I love northern Wisconsin. Honestly, there are times when all I want to do is rid myself of this crazy state and its stereotypes, but when my family takes the 2 hour drive up there, I immediately cannot imagine living anywhere different.
'Up north' is an alias for 'My grandparent's cottage' which is another alias for 'a trailer on a plot of land by a beautiful small lake.' My grandma and grandpa have owned the 'cottage' long enough that my mom and her sister spent summers up there as a kid. Needless to say, the environment is one where everybody knows everybody and the people you don't know are deemed as 'mysterious.'
The first thing I do when my family pulls in the gravel drive, before unpacking my overstuffed bag, is go down on the dock in front of the cottage and just take in the scene.
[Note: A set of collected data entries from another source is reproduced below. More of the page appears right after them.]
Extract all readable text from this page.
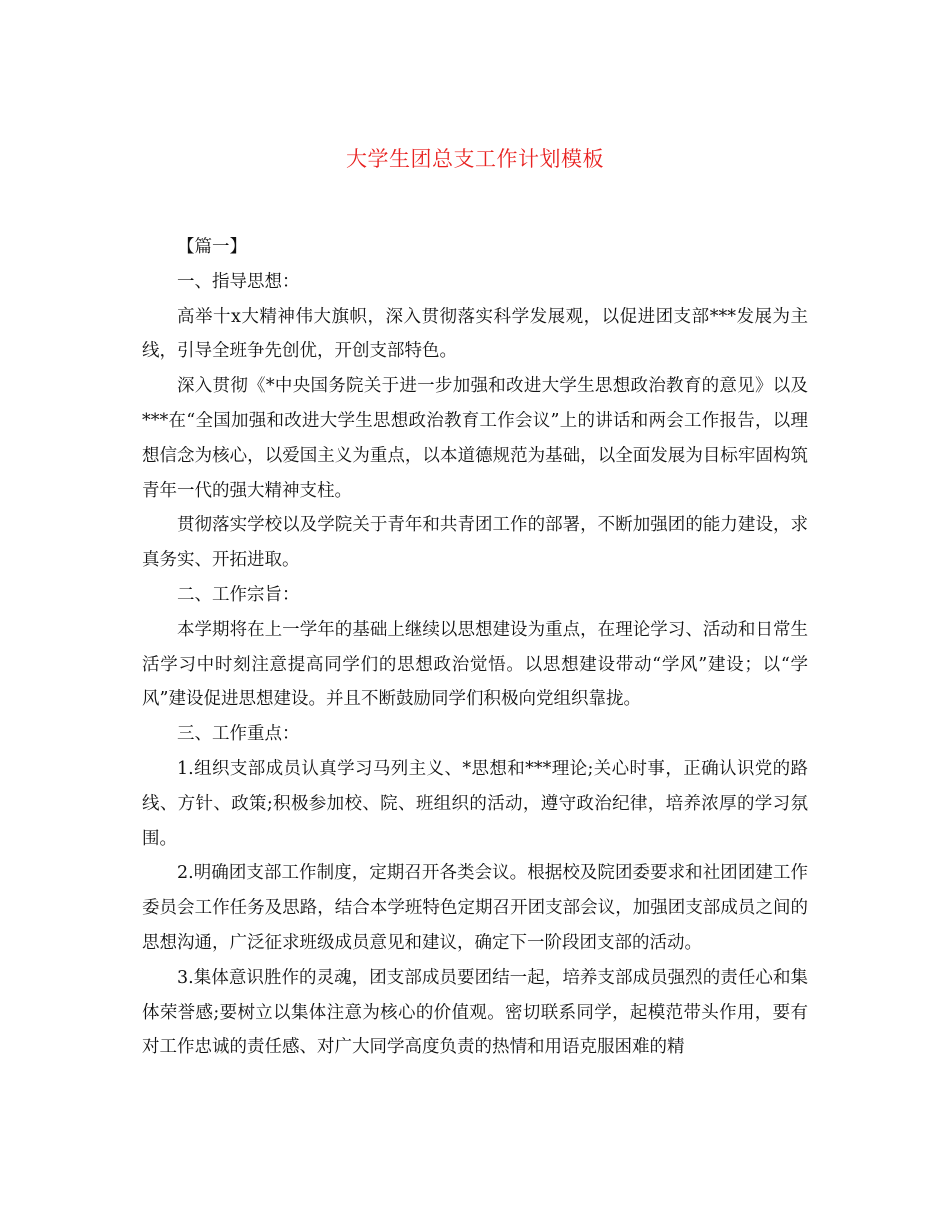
大学生团总支工作计划模板

【篇一】

一、指导思想：

高举十x大精神伟大旗帜，深入贯彻落实科学发展观，以促进团支部***发展为主线，引导全班争先创优，开创支部特色。

深入贯彻《*中央国务院关于进一步加强和改进大学生思想政治教育的意见》以及***在“全国加强和改进大学生思想政治教育工作会议”上的讲话和两会工作报告，以理想信念为核心，以爱国主义为重点，以本道德规范为基础，以全面发展为目标牢固构筑青年一代的强大精神支柱。

贯彻落实学校以及学院关于青年和共青团工作的部署，不断加强团的能力建设，求真务实、开拓进取。

二、工作宗旨：

本学期将在上一学年的基础上继续以思想建设为重点，在理论学习、活动和日常生活学习中时刻注意提高同学们的思想政治觉悟。以思想建设带动“学风”建设；以“学风”建设促进思想建设。并且不断鼓励同学们积极向党组织靠拢。

三、工作重点：

1.组织支部成员认真学习马列主义、*思想和***理论;关心时事，正确认识党的路线、方针、政策;积极参加校、院、班组织的活动，遵守政治纪律，培养浓厚的学习氛围。

2.明确团支部工作制度，定期召开各类会议。根据校及院团委要求和社团团建工作委员会工作任务及思路，结合本学班特色定期召开团支部会议，加强团支部成员之间的思想沟通，广泛征求班级成员意见和建议，确定下一阶段团支部的活动。

3.集体意识胜作的灵魂，团支部成员要团结一起，培养支部成员强烈的责任心和集体荣誉感;要树立以集体注意为核心的价值观。密切联系同学，起模范带头作用，要有对工作忠诚的责任感、对广大同学高度负责的热情和用语克服困难的精
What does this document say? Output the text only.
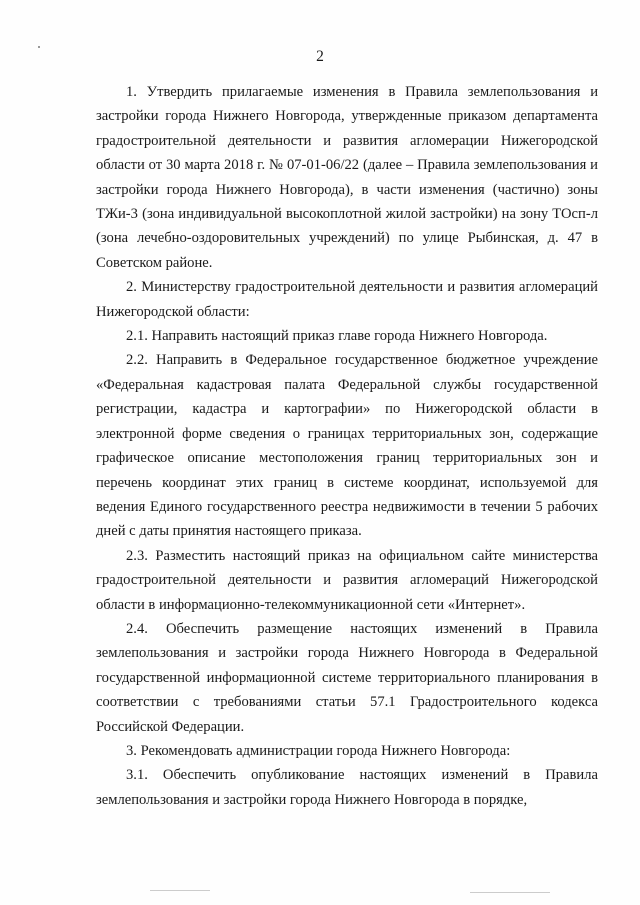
2

1. Утвердить прилагаемые изменения в Правила землепользования и застройки города Нижнего Новгорода, утвержденные приказом департамента градостроительной деятельности и развития агломерации Нижегородской области от 30 марта 2018 г. № 07-01-06/22 (далее – Правила землепользования и застройки города Нижнего Новгорода), в части изменения (частично) зоны ТЖи-3 (зона индивидуальной высокоплотной жилой застройки) на зону ТОсп-л (зона лечебно-оздоровительных учреждений) по улице Рыбинская, д. 47 в Советском районе.

2. Министерству градостроительной деятельности и развития агломераций Нижегородской области:

2.1. Направить настоящий приказ главе города Нижнего Новгорода.

2.2. Направить в Федеральное государственное бюджетное учреждение «Федеральная кадастровая палата Федеральной службы государственной регистрации, кадастра и картографии» по Нижегородской области в электронной форме сведения о границах территориальных зон, содержащие графическое описание местоположения границ территориальных зон и перечень координат этих границ в системе координат, используемой для ведения Единого государственного реестра недвижимости в течении 5 рабочих дней с даты принятия настоящего приказа.

2.3. Разместить настоящий приказ на официальном сайте министерства градостроительной деятельности и развития агломераций Нижегородской области в информационно-телекоммуникационной сети «Интернет».

2.4. Обеспечить размещение настоящих изменений в Правила землепользования и застройки города Нижнего Новгорода в Федеральной государственной информационной системе территориального планирования в соответствии с требованиями статьи 57.1 Градостроительного кодекса Российской Федерации.

3. Рекомендовать администрации города Нижнего Новгорода:

3.1. Обеспечить опубликование настоящих изменений в Правила землепользования и застройки города Нижнего Новгорода в порядке,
I often peer down first, this lake in spite of all the other polluted ones remains untouched by the wasteproducts of humanity, so when I say 'peer down' I mean looking straight to the bottom of the lake, the water is that clear. If I'm lucky I'll see a school of minnows or another kind of fish, most commonly bluegill, perch, or sunfish, and rarely a bass. All of my fish knowledge stems from my grandfather's fishing obsession. He fishes all year round, everyday, but in the summer on the small lake up north is when he gets his biggest catches. Growing up, I, along with my brother and sister, would be awoken by grandpa around 4 am to go out and fish. We would come back around 8 am with an average of 30 perch, then eat breakfast, go out and fish again and catch around 30 more. With age, however, comes my love of sleep and pair that with an inability to take a fish off a hook and there's no question why my fishing days are over, if not numbered.
Time seems to stand still up there. I remark this because nothing ever changes. While my grandpa goes fishing with the kids in the morning, the rest of us 'womenfolk' prepare a hearty breakfast of 'dippy' eggs, toast, and orange juice. My grandma fusses over doing the dishes and my sister and I halfheartedly agree to doing the chore. After lunch, my grandpa takes a nap on the screened in porch while everybody else goes about doing what they please, for my brother and sister this includes jet skiiing and tubing, for me its reading. Up north is the perfect place to read, no television or great technological displays to distract me, just the sound of the lake, the boats, and the birds, and more often than not I end up dozing off next the grandpa.
Going up north every summer reminds me of the utter simplicity of living, and cannot help but hope that the cottage will be passed down from generation to generation so that one day I will be able to show my children the natural beauties of life.